JAMINI ROY (1887-1972)
PROPERTY FROM A PRIVATE COLLECTION, SINGAPORE
JAMINI ROY (1887-1972)

Untitled (Krishna and Balaram)

Details
JAMINI ROY (1887-1972)
Untitled (Krishna and Balaram)
signed in Bengali (lower right)
tempera on linen
34 x 58 in. (86.4 x 147.3 cm.)
Provenance
Acquired directly from the artist, circa 1964
The Collection of Leonard Gordon, New York
Christie's, New York, 13 September 2011, lot 1
Acquired from the above by the present owner

Leonard Gordon was introduced to Jamini Roy by his professor and life-long friend, Edward C. Dimock, Jr., of the University of Chicago while studying Bengali under a Ford Foundation Foreign Area Program grant. Mr. Gordon arrived in Calcutta in 1963 and soon became close friends with the artist, often visiting his home in Ballygunge where the front part served as a gallery to display and sell his paintings.
Literature
A. Borellini, F.P. Campione & C. Corni eds., Jamini Roy: From Tradition to Modernity, Milan, 2015, pp. 164-65 (illustrated)
S. Datta & C. Corni eds., Painting Freedom: Indian Modernism and its Three Rebels, Trecate, 2021, pp. 280-81 (illustrated)
Exhibited
Lugano, Museo delle Culture di Lugano, Jamini Roy: From Tradition to Modernity, 12 June - 23 August 2015
Singapore, National Gallery, Artist and Empire: (En)countering Colonial Legacies, 5 October 2016 - 26 March 2017
Leicester, Leicester Museum & Art Gallery, Painting Freedom: Indian Modernism and its Three Rebels, 11 September - 21 November 2021
London, Brunei Gallery, Painting Freedom: Indian Modernism and its Rebels, 11 April - 22 June 2024

Brought to you by

Nishad Avari
Nishad Avari Specialist, Head of Department

Lot Essay

Jamini Roy was born in 1877 in the Bankura district of West Bengal, a region rich with folk art traditions. At the age of sixteen, he travelled to Kolkata, where he studied European painting at the Government School of Art. Although the landscapes and portraits from early in his career were distinctly Impressionistic, with growing anti-imperialist sentiments in the late 1930s, the artist began to reject his Western formalist training. Instead, he looked towards more familiar Bengali folk art and Kalighat paintings for inspiration. Discovering that he was far more drawn to the vivid color palettes and bold lines of bazaar pata paintings, Roy developed a unique visual style that reinterpreted local traditions through a modernist idiom.

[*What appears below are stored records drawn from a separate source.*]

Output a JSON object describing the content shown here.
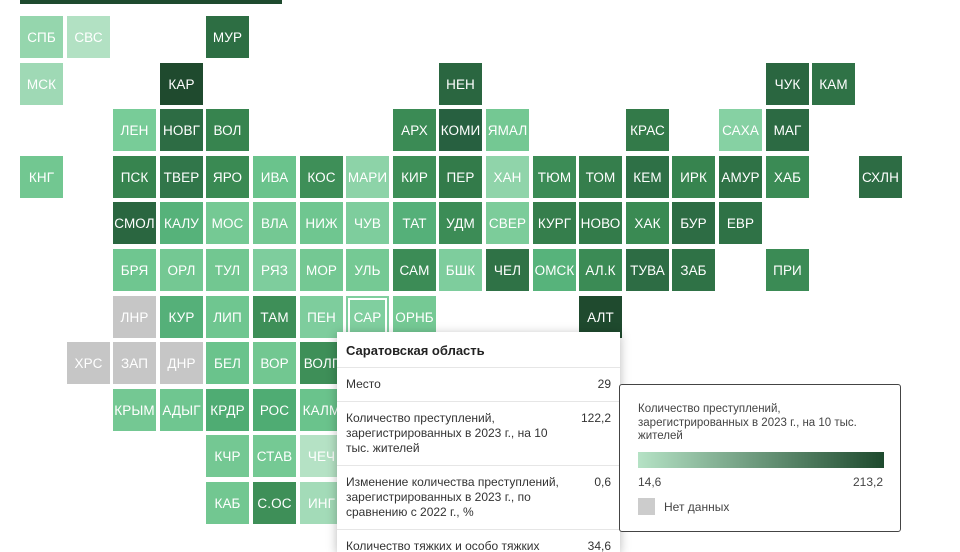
{
  "colors": {
    "no_data": "#c6c6c6",
    "scale_low": "#b5e2c5",
    "scale_high": "#1e4a2e"
  },
  "tooltip": {
    "title": "Саратовская область",
    "rows": [
      {
        "label": "Место",
        "value": "29"
      },
      {
        "label": "Количество преступлений, зарегистрированных в 2023 г., на 10 тыс. жителей",
        "value": "122,2"
      },
      {
        "label": "Изменение количества преступлений, зарегистрированных в 2023 г., по сравнению с 2022 г., %",
        "value": "0,6"
      },
      {
        "label": "Количество тяжких и особо тяжких",
        "value": "34,6"
      }
    ]
  },
  "legend": {
    "title": "Количество преступлений, зарегистрированных в 2023 г., на 10 тыс. жителей",
    "min": "14,6",
    "max": "213,2",
    "no_data": "Нет данных"
  },
  "regions": [
    {
      "label": "СПБ",
      "color": "#95d6ad"
    },
    {
      "label": "СВС",
      "color": "#b2e1c3"
    },
    {
      "label": "МУР",
      "color": "#2d6e43"
    },
    {
      "label": "МСК",
      "color": "#9fd9b5"
    },
    {
      "label": "КАР",
      "color": "#1f4a2e"
    },
    {
      "label": "НЕН",
      "color": "#2a6640"
    },
    {
      "label": "ЧУК",
      "color": "#2a6640"
    },
    {
      "label": "КАМ",
      "color": "#2f7246"
    },
    {
      "label": "ЛЕН",
      "color": "#78cc98"
    },
    {
      "label": "НОВГ",
      "color": "#2d6c44"
    },
    {
      "label": "ВОЛ",
      "color": "#37844f"
    },
    {
      "label": "АРХ",
      "color": "#3b8b55"
    },
    {
      "label": "КОМИ",
      "color": "#276040"
    },
    {
      "label": "ЯМАЛ",
      "color": "#74c893"
    },
    {
      "label": "КРАС",
      "color": "#337a49"
    },
    {
      "label": "САХА",
      "color": "#86d1a3"
    },
    {
      "label": "МАГ",
      "color": "#2c6a43"
    },
    {
      "label": "КНГ",
      "color": "#72c791"
    },
    {
      "label": "ПСК",
      "color": "#37844f"
    },
    {
      "label": "ТВЕР",
      "color": "#31764a"
    },
    {
      "label": "ЯРО",
      "color": "#3a8a53"
    },
    {
      "label": "ИВА",
      "color": "#6ac38c"
    },
    {
      "label": "КОС",
      "color": "#3e8f58"
    },
    {
      "label": "МАРИ",
      "color": "#8dd3a8"
    },
    {
      "label": "КИР",
      "color": "#3e8f58"
    },
    {
      "label": "ПЕР",
      "color": "#337b4a"
    },
    {
      "label": "ХАН",
      "color": "#90d4aa"
    },
    {
      "label": "ТЮМ",
      "color": "#3c8c56"
    },
    {
      "label": "ТОМ",
      "color": "#357e4c"
    },
    {
      "label": "КЕМ",
      "color": "#2e7046"
    },
    {
      "label": "ИРК",
      "color": "#37844f"
    },
    {
      "label": "АМУР",
      "color": "#2f7246"
    },
    {
      "label": "ХАБ",
      "color": "#3b8b55"
    },
    {
      "label": "СХЛН",
      "color": "#2d6c44"
    },
    {
      "label": "СМОЛ",
      "color": "#2a6640"
    },
    {
      "label": "КАЛУ",
      "color": "#56b27a"
    },
    {
      "label": "МОС",
      "color": "#75c994"
    },
    {
      "label": "ВЛА",
      "color": "#74c893"
    },
    {
      "label": "НИЖ",
      "color": "#6fc690"
    },
    {
      "label": "ЧУВ",
      "color": "#7ecd9d"
    },
    {
      "label": "ТАТ",
      "color": "#55b079"
    },
    {
      "label": "УДМ",
      "color": "#3c8c56"
    },
    {
      "label": "СВЕР",
      "color": "#7ccc9a"
    },
    {
      "label": "КУРГ",
      "color": "#357e4c"
    },
    {
      "label": "НОВО",
      "color": "#337b4a"
    },
    {
      "label": "ХАК",
      "color": "#3a8a53"
    },
    {
      "label": "БУР",
      "color": "#2d6c44"
    },
    {
      "label": "ЕВР",
      "color": "#2f7246"
    },
    {
      "label": "БРЯ",
      "color": "#6fc690"
    },
    {
      "label": "ОРЛ",
      "color": "#74c893"
    },
    {
      "label": "ТУЛ",
      "color": "#72c791"
    },
    {
      "label": "РЯЗ",
      "color": "#7ecd9d"
    },
    {
      "label": "МОР",
      "color": "#74c893"
    },
    {
      "label": "УЛЬ",
      "color": "#75c994"
    },
    {
      "label": "САМ",
      "color": "#3c8c56"
    },
    {
      "label": "БШК",
      "color": "#7ecd9d"
    },
    {
      "label": "ЧЕЛ",
      "color": "#2f7246"
    },
    {
      "label": "ОМСК",
      "color": "#57b37b"
    },
    {
      "label": "АЛ.К",
      "color": "#3b8b55"
    },
    {
      "label": "ТУВА",
      "color": "#2d6c44"
    },
    {
      "label": "ЗАБ",
      "color": "#2f7246"
    },
    {
      "label": "ПРИ",
      "color": "#3b8b55"
    },
    {
      "label": "ЛНР",
      "color": "#c6c6c6"
    },
    {
      "label": "КУР",
      "color": "#55b079"
    },
    {
      "label": "ЛИП",
      "color": "#6fc690"
    },
    {
      "label": "ТАМ",
      "color": "#3e8f58"
    },
    {
      "label": "ПЕН",
      "color": "#7ecd9d"
    },
    {
      "label": "САР",
      "color": "#80cf9f"
    },
    {
      "label": "ОРНБ",
      "color": "#75c994"
    },
    {
      "label": "АЛТ",
      "color": "#1f4a2e"
    },
    {
      "label": "ХРС",
      "color": "#c6c6c6"
    },
    {
      "label": "ЗАП",
      "color": "#c6c6c6"
    },
    {
      "label": "ДНР",
      "color": "#c6c6c6"
    },
    {
      "label": "БЕЛ",
      "color": "#6ac38c"
    },
    {
      "label": "ВОР",
      "color": "#72c791"
    },
    {
      "label": "ВОЛГ",
      "color": "#3e8f58"
    },
    {
      "label": "КРЫМ",
      "color": "#74c893"
    },
    {
      "label": "АДЫГ",
      "color": "#6fc690"
    },
    {
      "label": "КРДР",
      "color": "#4fac73"
    },
    {
      "label": "РОС",
      "color": "#4fac73"
    },
    {
      "label": "КАЛМ",
      "color": "#6ac38c"
    },
    {
      "label": "КЧР",
      "color": "#74c893"
    },
    {
      "label": "СТАВ",
      "color": "#75c994"
    },
    {
      "label": "ЧЕЧ",
      "color": "#b5e2c5"
    },
    {
      "label": "КАБ",
      "color": "#72c791"
    },
    {
      "label": "С.ОС",
      "color": "#3e8f58"
    },
    {
      "label": "ИНГ",
      "color": "#a3dbb8"
    }
  ]
}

The present lot, one of the artist’s largest known works on the subject, is a dazzling representation of Krishna, one of the incarnations of the Hindu god Vishnu, and his brother Balaram. The deities stand in symmetry, accompanied by peacocks and other floral adornments. They are depicted in Roy’s revered signature style – flattened, boldly outlined, and with sharp almond-shaped eyes. These attributes were derived from recurrent imagery in indigenous folk art traditions. In fact, even the media he utilized to execute this work, including his natural or mineral pigments and the linen he painted on, paid homage to local sources and culture. Through significant works like the present lot, Jamini Roy distinguished a new genre of modern Indian art that celebrated the essence of Bengali identity. Today, the artist is heralded as a 'National Treasure’ in India, joining eight other artists as the Navaratnas or nine gems of modern Indian art, a pantheon of renowned creators whose work holds immense cultural significance.